“Pedagogia della catastrofe” nel Golfo del Messico? L’unica lezione sembra essere a livello finanziario!

Siamo convinti sostenitori della pedagogia esperienziale, cioè di una crescita umana e culturale che viene costruita grazie ad esperienze dirette: una sorta di “imparare facendo” o “imparare vivendo”, con una crescita nella consapevolezza sulle cose grazie alla propria esperienza di vita vissuta.

E in questa visione, che estendiamo anche al campo ambientale, siamo accompagnati da esperti di varie discipline, i quali convengono che il rapporto uomo-ambiente potrà essere rivisto solo quando l’uomo sarà “educato” e convinto della necessità di cambiarlo: convinzione che –sempre secondo questa linea di pensiero- può purtroppo inevitabilmente accadere solo in conseguenza a catastrofi di elevate dimensioni, le uniche capaci di scuotere l’uomo e fargli prendere coscienza della necessità di un suo intervento, di un cambio di rotta.

Abbiamo quindi scritto a lungo anche su questo sito del disastro del Golfo del Messico, certi che da una tragedia di tale portata sarebbe scaturito un ordine nuovo delle cose, una nuova serie di regole per una migliore convivenza tra uomo ed ambiente, oltre che una nuova consapevolezza e visione sulla necessità di un cambio di rotta verso la promozione della sostenibilità.

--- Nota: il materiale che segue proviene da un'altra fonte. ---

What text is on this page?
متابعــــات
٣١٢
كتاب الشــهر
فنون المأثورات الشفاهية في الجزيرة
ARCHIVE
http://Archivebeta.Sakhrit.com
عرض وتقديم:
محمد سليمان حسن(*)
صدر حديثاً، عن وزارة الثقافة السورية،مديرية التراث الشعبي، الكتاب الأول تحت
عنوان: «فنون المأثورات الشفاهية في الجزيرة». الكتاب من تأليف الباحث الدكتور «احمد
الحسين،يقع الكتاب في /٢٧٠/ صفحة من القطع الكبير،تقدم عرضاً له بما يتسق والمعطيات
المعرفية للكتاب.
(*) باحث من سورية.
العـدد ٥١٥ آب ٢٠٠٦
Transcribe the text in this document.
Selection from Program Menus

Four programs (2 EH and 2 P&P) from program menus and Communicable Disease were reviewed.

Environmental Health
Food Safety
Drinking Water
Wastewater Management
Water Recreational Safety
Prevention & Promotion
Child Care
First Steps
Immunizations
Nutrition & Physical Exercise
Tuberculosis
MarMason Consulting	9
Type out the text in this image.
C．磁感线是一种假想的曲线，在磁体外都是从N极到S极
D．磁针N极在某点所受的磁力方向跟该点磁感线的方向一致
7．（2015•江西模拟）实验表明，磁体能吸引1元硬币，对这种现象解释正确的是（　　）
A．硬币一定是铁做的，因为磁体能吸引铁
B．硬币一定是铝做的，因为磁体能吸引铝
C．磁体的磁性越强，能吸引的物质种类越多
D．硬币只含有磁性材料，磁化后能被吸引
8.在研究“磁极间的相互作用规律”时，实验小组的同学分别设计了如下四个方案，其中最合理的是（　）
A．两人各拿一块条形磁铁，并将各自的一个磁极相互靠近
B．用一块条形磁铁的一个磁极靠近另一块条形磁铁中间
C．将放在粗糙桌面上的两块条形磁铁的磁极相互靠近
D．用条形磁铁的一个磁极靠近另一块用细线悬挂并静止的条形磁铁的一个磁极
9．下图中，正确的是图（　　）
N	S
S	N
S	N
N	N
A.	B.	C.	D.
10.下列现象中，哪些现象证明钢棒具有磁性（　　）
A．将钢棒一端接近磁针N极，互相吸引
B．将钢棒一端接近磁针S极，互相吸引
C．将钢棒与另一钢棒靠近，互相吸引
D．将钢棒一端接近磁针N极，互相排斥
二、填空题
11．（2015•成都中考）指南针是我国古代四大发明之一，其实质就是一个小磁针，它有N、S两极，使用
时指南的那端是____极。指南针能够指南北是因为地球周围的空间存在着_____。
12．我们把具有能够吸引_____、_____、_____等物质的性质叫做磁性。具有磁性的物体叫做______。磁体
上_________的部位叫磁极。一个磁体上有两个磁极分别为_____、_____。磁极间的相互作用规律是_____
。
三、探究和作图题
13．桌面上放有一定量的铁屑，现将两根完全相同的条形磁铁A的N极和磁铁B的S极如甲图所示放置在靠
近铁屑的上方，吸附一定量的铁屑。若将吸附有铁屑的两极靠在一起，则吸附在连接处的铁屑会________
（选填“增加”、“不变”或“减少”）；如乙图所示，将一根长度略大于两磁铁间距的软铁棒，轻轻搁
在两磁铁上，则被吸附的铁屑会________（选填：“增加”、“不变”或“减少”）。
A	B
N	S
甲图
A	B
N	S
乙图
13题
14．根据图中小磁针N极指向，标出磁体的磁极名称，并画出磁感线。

Ma negli Usa, che pure sono stati i più toccati da questo enorme disastro, il primo a perdere i consensi è il presidente Barack Obama, fautore di una forte battaglia contro la Bp, e la lobby del petrolio: in questa situazione stanno invece recuperando consensi i repubblicani, da sempre sostenitori del petrolio e del suo mondo.

L’altra situazione preoccupante è che negli USA, la discussione è già nella fase del come si possa evitare futuri disastri ma da un punto di vista puramente economico: anche il nostrano Sole24Ore riportava in prima pagina tempo orsono il titolo: "I tre antidoti di Bp contro il disastro finanziario".

Del disastro ambientale nessun riferimento.

E ci si chiede come poter "limitare l'entità dei danni che l'azienda dovrà risarcire", indirizzandosi verso (costose) assicurazioni oppure verso la creazione di società indipendenti che "in caso di disastro possano anche andare in fallimento senza trascinare la casa madre"; "fare effettuare le attività a rischio catastrofe da società specifiche con una pluralità di azionisti (...)", in modo che in futuro in un caso simile sarebbe più difficile per un'amministrazione "prendersela con gli azionisti ultimi".

Se questa è la lezione che l’umanità ha tratto dal disastro del Golfo del Messico direi che c’è davvero poca speranza per il futuro nostro e dei nostri figli.